How we can really help them
War Games by Linda Polman (Viking, £12.99) Dead Aid by Dambisa Moyo (Penguin, £9.99)
Published 15/05/2010 | 05:00
These two books, published in close succession, attempt to debunk the case for the present pattern of aid to the poorer countries of the world by both the citizens and the governments of the wealthier countries. Linda Polman, a Dutch journalist, attacks humanitarian assistance given to refugees from war; and Dambisa Moyo, a Zambian economist, focuses on the negative effects of longer term development aid.
Polman's case is that much of the help given to war refugees prolongs the wars from which they are fleeing. She cites the camps set up in the Congo for the Hutu refugees from Rwanda, many of whom had themselves participated in genocide in the country from which they had fled. The camps, she says, were used as a base for regrouping by the Hutu fighters and this prolonged and aggravated the huge war that developed in that part of Africa.
She also claims that the civil war in Nigeria was prolonged by the humanitarian help given in the breakaway state of Biafra. One might also ask if the prolonged Israeli occupation of the West Bank and Gaza has not been unintentionally facilitated by humanitarian assistance.

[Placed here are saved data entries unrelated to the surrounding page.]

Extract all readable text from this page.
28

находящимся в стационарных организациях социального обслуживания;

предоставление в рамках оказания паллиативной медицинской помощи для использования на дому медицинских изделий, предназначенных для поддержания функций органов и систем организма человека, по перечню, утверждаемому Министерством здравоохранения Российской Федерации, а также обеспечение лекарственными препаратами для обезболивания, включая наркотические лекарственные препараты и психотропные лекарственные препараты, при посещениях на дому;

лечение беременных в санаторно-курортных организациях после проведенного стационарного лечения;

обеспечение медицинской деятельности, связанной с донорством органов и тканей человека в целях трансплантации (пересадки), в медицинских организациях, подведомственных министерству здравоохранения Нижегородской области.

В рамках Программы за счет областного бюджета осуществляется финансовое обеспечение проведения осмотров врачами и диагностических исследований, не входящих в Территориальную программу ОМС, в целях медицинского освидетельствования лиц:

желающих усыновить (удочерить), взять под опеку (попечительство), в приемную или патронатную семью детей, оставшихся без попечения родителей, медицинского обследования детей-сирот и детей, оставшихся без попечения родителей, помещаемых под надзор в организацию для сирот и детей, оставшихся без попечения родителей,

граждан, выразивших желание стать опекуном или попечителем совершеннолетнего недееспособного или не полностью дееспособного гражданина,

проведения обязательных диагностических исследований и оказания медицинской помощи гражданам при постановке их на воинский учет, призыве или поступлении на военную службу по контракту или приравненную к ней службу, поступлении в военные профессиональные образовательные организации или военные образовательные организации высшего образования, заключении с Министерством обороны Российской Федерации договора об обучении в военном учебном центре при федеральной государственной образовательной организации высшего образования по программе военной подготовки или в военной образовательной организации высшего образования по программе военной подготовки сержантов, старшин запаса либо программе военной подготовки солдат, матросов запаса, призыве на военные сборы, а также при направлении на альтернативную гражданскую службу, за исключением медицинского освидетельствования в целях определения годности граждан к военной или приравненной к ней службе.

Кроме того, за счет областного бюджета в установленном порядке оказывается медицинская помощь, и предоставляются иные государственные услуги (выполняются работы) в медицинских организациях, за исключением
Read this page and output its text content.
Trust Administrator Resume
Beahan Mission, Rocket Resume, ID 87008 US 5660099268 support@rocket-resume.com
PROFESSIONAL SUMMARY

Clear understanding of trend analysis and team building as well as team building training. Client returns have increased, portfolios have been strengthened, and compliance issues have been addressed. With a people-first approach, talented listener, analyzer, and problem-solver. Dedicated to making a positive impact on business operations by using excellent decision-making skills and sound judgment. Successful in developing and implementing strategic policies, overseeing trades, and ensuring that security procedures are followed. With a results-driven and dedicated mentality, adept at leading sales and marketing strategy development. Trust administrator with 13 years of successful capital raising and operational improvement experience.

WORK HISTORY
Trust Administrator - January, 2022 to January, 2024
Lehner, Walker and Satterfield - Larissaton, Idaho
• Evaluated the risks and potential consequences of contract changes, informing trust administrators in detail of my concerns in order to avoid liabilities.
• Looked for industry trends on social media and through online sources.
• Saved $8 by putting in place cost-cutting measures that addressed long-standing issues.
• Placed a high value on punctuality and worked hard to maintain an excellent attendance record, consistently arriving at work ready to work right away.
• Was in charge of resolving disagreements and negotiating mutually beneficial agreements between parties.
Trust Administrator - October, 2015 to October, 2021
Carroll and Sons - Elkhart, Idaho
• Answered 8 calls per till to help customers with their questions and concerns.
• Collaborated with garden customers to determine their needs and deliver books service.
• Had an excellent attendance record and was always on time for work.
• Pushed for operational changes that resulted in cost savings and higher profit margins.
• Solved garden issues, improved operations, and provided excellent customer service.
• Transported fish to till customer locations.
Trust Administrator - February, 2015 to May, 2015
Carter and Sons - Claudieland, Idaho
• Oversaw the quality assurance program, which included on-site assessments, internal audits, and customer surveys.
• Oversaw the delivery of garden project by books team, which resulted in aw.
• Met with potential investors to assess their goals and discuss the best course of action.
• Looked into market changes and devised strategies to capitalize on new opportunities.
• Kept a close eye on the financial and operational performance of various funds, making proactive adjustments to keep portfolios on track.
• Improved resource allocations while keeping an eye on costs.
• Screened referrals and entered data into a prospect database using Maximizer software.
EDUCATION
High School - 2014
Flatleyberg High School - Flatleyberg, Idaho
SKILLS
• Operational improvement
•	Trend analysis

Polman says that aid agencies are frenetically competing with one another for the funds of a fickle public and prioritise the search for harrowing television images over the careful examination of the longer term effects of what they are doing.
She favours a code of ethics to govern the activities of all organisations that give humanitarian aid in wartime, which seems a reasonable proposal. But she dodges any attempt at the difficult task of outlining what such a code would say.
Dambisa Moyo's concern is with the effects of development aid given to her native continent of Africa. She claims that aid facilitates corruption, encourages self-seeking behaviour, siphons away scarce local talent from more productive activity and removes pressure to reform inefficient government systems. Aid has come to provide 75pc of the revenue of some African governments and this has distorted the local economy in the same way that oil revenues distorted the Dutch economy by artificially enlarging the influence of government in social and economic activity.
She argues in favour of one-off infrastructure projects to help get African goods on to world markets and opposes support for recurrent expenditure on things like health and education. Now that the world economy is changing, and African growth rates are beginning to outstrip those in Europe and North America, the problems that both books address may begin to solve themselves.
Africans may be better able to help themselves, and the "West" may be fully preoccupied with its own problems.
Moyo makes a strong case for opening up Western markets to African exports, and suggests that would be more beneficial than aid, some of which she shows to be doing real harm to Africa's capacity to develop itself.
Both books deserve a reasoned response from aid organisations in Ireland and elsewhere.